Рассеянность рассеянностью, но стишков и потешек я за последнее время выучила столько, что могу, как скоморох, вести беседу рифмами. Все очень просто: до парка идти далеко, в коляске сидеть Татка не любит, и мне, чтобы удержать ее в благодатной неподвижности, приходится каждый раз разыгрывать моно-спектакли. Впрочем, ее я тоже стараюсь втягивать в игру, быстрее говорить научится. Выглядит это примерно так:
— Наша Таня громко...
— У-у! — жалостно подхватывает Танюшка.
— Уронили мишку...
— Бух! — она в восторге подпрыгивает в коляске.
— Спать пора, уснул...
— Не, — твердо и решительно прерывает меня дочка. И то верно, как можно спать, если вокруг столько интересного?
Помню, как изменилось мое самоощущение, когда подтвердилась моя первая беременность. Я ходила гордая и таинственная, постоянно прислушиваясь к себе и пытаясь нащупать некую мистическую связь с появившимся у меня ребенком. Разговаривала с ним, представляла, как он растет и развивается, каких успехов уже достиг и какими умениями отличился. Теперь же Татка занимает все мое время и мысли. Я борюсь с усталостью и тошнотой, но я НЕ МОГУ ПОЧУВСТВОВАТЬ СЕБЯ БЕРЕМЕННОЙ!

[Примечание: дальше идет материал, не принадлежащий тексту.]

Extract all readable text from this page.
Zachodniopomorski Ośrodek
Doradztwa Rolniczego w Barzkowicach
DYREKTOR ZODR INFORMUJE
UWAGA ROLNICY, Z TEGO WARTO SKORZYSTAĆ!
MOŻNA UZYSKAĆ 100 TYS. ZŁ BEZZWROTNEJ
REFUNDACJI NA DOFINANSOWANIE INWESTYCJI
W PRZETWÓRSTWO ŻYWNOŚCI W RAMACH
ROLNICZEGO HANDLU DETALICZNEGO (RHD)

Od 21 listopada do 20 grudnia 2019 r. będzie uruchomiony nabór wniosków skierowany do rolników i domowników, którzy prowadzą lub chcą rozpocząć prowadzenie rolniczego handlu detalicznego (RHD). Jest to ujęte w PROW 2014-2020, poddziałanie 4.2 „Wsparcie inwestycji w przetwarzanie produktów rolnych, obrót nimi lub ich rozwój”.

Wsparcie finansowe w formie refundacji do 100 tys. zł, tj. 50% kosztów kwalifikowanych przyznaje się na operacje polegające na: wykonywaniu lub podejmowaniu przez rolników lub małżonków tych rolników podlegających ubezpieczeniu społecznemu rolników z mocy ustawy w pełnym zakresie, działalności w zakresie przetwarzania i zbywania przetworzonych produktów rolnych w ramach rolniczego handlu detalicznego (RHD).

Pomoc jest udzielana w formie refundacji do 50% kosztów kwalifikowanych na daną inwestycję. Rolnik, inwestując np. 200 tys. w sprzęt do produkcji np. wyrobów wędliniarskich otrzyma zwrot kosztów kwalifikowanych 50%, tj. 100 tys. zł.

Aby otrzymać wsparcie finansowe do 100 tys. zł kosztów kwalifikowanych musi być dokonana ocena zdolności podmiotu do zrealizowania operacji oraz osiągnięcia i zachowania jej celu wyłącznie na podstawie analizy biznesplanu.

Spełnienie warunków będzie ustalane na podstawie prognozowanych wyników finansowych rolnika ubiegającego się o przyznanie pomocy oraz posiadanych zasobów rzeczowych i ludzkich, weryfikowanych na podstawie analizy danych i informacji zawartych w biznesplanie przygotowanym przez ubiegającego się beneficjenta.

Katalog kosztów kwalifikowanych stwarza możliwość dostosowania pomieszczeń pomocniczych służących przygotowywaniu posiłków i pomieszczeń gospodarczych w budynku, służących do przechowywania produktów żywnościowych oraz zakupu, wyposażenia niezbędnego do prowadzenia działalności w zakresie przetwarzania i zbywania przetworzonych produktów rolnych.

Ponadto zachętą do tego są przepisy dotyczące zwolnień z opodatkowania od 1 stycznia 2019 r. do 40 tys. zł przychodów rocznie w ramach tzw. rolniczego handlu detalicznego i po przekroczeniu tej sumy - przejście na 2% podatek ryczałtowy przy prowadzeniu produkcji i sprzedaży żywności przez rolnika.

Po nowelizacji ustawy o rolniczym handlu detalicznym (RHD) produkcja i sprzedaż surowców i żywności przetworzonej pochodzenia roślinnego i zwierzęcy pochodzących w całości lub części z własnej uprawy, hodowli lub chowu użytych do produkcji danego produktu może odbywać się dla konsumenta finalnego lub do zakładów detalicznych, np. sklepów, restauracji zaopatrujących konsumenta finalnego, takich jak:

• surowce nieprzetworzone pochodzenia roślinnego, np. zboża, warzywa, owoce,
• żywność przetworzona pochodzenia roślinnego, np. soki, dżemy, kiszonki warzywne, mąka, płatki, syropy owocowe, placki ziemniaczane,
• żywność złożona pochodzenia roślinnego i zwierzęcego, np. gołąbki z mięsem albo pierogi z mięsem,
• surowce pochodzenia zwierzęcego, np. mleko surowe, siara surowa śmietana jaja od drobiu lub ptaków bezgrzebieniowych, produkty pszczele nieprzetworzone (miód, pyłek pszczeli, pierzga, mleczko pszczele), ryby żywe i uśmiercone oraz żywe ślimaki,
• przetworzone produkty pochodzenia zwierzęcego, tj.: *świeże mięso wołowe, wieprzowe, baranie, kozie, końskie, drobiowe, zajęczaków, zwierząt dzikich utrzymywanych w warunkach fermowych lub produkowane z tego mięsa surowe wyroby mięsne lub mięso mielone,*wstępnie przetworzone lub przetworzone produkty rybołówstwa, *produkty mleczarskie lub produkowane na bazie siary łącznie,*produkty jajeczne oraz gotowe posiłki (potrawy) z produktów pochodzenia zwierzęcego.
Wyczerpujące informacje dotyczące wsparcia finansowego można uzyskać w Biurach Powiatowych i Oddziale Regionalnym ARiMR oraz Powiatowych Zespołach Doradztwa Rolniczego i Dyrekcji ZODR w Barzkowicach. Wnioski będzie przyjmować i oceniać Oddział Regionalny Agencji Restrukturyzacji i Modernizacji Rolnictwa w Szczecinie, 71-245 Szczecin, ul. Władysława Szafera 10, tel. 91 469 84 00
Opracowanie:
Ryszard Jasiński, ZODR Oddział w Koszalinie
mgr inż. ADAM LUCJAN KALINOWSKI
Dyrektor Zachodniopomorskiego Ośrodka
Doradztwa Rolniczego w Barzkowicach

...Мы вытираем испачканные ручки салфеткой. Татка забывает, что плакала: ее внимание привлекает толстенькая, гладкая палочка. Она соскакивает с моих коленей, подбирает палку и протягивает: на, мол, рисуй!
— Кого? — уточняю я покорно.
— Тата, — нетерпеливо подпрыгивает дочь.
— Ну, смотри: вот у Таты головушка, вот глазки, носик, ротик...

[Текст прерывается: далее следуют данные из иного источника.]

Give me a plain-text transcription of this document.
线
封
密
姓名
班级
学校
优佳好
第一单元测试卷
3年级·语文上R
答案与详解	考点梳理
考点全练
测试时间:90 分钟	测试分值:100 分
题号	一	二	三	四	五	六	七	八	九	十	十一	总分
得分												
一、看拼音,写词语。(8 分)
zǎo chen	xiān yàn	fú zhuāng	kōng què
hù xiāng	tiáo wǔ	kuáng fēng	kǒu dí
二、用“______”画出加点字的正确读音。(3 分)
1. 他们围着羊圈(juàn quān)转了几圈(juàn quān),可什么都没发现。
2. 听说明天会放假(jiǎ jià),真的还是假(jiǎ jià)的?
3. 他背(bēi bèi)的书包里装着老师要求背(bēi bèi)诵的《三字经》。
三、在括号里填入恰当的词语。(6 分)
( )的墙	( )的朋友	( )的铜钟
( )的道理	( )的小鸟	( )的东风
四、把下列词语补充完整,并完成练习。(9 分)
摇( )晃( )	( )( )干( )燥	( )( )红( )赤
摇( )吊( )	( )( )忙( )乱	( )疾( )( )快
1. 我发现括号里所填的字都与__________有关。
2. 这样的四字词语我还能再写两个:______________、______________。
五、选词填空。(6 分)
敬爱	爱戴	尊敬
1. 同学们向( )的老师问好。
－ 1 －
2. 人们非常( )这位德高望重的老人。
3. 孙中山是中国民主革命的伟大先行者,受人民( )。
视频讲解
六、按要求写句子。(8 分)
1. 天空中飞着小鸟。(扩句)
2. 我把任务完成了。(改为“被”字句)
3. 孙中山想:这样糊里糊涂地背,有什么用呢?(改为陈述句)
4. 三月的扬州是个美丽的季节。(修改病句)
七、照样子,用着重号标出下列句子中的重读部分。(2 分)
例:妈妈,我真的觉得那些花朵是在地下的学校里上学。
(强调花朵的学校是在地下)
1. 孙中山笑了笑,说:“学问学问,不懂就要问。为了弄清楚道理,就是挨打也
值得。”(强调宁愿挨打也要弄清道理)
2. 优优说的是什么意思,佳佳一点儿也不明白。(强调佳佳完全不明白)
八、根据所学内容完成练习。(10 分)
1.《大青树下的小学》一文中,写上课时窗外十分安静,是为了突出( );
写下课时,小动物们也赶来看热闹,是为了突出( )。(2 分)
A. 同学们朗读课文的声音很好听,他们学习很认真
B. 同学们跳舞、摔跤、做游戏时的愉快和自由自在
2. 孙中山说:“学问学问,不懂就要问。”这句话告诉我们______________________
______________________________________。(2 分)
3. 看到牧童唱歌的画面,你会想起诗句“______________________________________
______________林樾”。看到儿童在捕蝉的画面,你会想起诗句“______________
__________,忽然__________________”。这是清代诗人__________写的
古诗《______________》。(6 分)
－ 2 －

То, что у меня получается, не слишком похоже на человека. В памяти всплывает вычитанная в справочнике фраза: «На головке у эмбриона имеются четыре впадины — будущие глаза и уши». Эмбрион, слово-то какое придумали...
Покой нам только снится
Мой малыш растет со скоростью 2—
«Старайтесь больше отдыхать, — советует справочник. — Один из главных факторов, влияющих на самочувствие беременной женщины, — спокойный полноценный сон. Вставайте с постели медленно и спокойно, избегайте резкой перемены положения тела...»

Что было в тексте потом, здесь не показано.